Avec la fin de l'incendie, une petite partie des 2000 personnes évacuées ont pu regagner leur domicile dimanche, et les enquêteurs espèrent pouvoir se rendre sur ce qu'ils considèrent comme «une scène de crime» dès lundi.

En particulier, les inspecteurs du Bureau de la sécurité des transports du Canada (BST) souhaitent étudier les différents wagons pour comprendre comment le convoi a pu s'élancer sans conducteur, alors qu'il se trouvait sur une aire de stationnement à une dizaine de kilomètres de la ville meurtrie.

D'ores-et-déjà, les agents du BST ont pu examiner dimanche la locomotive. «On a vérifié tous les mécanismes (et) on a récupéré une copie de la fameuse boîte noire», contenant des données sur neuf paramètres précieux, a dit le responsable de l'enquête, Ed Belkaloul.

«On a aussi récupéré ce qu'on appelle l'unité de détection de freinage, l'équivalent de la boîte noire. Si jamais il y a des problèmes avec la boîte noire, il reste possible d'obtenir des données de cette unité», notamment sur la vitesse et le freinage, a ajouté Ed Belkaloul.

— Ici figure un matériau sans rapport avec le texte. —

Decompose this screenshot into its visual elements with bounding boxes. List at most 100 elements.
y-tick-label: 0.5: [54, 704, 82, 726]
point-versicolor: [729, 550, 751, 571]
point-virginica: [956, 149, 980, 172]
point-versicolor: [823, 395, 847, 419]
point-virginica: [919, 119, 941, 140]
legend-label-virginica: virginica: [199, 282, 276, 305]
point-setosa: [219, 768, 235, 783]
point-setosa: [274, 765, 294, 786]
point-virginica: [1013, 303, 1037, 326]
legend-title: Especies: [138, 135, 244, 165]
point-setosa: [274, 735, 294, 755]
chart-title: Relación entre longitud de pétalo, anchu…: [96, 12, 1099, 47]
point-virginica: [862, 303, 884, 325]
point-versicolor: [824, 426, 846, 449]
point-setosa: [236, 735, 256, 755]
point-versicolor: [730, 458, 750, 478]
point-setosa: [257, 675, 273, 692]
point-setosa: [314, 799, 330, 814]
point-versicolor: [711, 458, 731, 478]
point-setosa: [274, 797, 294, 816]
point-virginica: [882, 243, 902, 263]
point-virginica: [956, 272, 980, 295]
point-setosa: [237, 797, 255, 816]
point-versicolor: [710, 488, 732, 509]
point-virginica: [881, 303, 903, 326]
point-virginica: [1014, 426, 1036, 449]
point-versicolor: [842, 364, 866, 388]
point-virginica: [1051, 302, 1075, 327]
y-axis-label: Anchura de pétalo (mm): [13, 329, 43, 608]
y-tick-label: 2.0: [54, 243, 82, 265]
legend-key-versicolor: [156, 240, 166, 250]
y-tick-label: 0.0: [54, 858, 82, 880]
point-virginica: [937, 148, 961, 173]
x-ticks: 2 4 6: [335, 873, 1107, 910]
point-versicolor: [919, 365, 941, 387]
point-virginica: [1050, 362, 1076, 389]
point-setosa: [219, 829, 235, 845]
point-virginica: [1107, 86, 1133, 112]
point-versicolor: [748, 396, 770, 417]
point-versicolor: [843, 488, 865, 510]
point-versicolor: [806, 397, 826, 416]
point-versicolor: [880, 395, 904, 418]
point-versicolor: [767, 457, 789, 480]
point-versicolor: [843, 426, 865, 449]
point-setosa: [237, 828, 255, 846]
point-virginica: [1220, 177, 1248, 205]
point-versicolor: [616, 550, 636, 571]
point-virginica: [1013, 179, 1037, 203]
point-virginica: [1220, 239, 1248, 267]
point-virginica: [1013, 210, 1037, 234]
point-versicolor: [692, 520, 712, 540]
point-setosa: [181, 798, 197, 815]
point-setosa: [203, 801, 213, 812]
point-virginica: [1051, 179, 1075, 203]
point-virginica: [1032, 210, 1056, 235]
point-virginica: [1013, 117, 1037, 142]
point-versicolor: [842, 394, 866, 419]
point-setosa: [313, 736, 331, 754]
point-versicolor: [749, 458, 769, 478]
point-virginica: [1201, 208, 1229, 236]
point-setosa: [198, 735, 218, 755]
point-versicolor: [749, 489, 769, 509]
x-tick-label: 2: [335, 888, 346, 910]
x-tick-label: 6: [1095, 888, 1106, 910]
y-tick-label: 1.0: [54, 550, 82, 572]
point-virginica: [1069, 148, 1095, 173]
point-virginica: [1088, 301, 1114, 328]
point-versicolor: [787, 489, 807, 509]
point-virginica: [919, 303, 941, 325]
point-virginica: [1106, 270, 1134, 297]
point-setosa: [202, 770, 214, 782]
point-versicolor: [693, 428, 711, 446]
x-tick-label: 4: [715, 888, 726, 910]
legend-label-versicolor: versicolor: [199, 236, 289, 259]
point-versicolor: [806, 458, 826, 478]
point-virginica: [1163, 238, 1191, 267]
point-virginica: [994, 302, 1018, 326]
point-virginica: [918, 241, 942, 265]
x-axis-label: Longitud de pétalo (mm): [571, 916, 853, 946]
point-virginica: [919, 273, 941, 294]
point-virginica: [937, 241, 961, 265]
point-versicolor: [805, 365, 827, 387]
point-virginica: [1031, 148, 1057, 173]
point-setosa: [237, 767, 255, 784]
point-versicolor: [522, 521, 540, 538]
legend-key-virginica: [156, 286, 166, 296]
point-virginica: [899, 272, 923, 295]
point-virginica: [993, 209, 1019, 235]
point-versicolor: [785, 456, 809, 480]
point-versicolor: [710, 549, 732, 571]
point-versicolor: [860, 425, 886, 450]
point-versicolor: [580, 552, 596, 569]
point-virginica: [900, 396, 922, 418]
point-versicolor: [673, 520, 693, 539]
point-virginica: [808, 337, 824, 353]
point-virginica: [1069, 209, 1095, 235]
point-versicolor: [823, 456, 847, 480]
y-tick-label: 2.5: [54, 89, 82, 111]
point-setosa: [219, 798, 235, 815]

L'indignation gagne en ampleur

L'indignation a par ailleurs gagné les habitants de Lac-Mégantic, à mesure que se confirmait ce qui était jusque là une rumeur: les pompiers de la municipalité voisine de Nantes ont bel et bien été appelés vendredi soir par la compagnie ferroviaire américaine propriétaire du convoi afin d'éteindre un feu à bord d'une des cinq locomotives.

Cet incendie, «qui a duré environ 45 minutes» avait été provoqué «par une fuite d'huile», liée à «un problème mécanique, de moteur», a indiqué sur Radio-Canada le maire de Nantes, Sylvain Gilbert.

Une fois le feu maîtrisé, la compagnie a autorisé les sapeurs-pompiers à regagner leur caserne, a-t-il précisé.

Moins de deux heures plus tard, le train, entraîné par la gravité, déferlait à vive allure dans Lac-Mégantic, provoquant la tragédie.

13 morts selon un dernier bilan

La catastrophe de Lac-Mégantic a fait 13 morts, selon un dernier bilan communiqué lundi par la police. Par ailleurs, quelque 100'000 litres de pétrole provenant des wagons-citernes qui ont explosé samedi dans la ville québécoise de Lac-Mégantic se trouvent sur la rivière Chaudière et il y a «une crainte» que le brut atteigne le fleuve Saint-Laurent, ont indiqué lundi les autorités.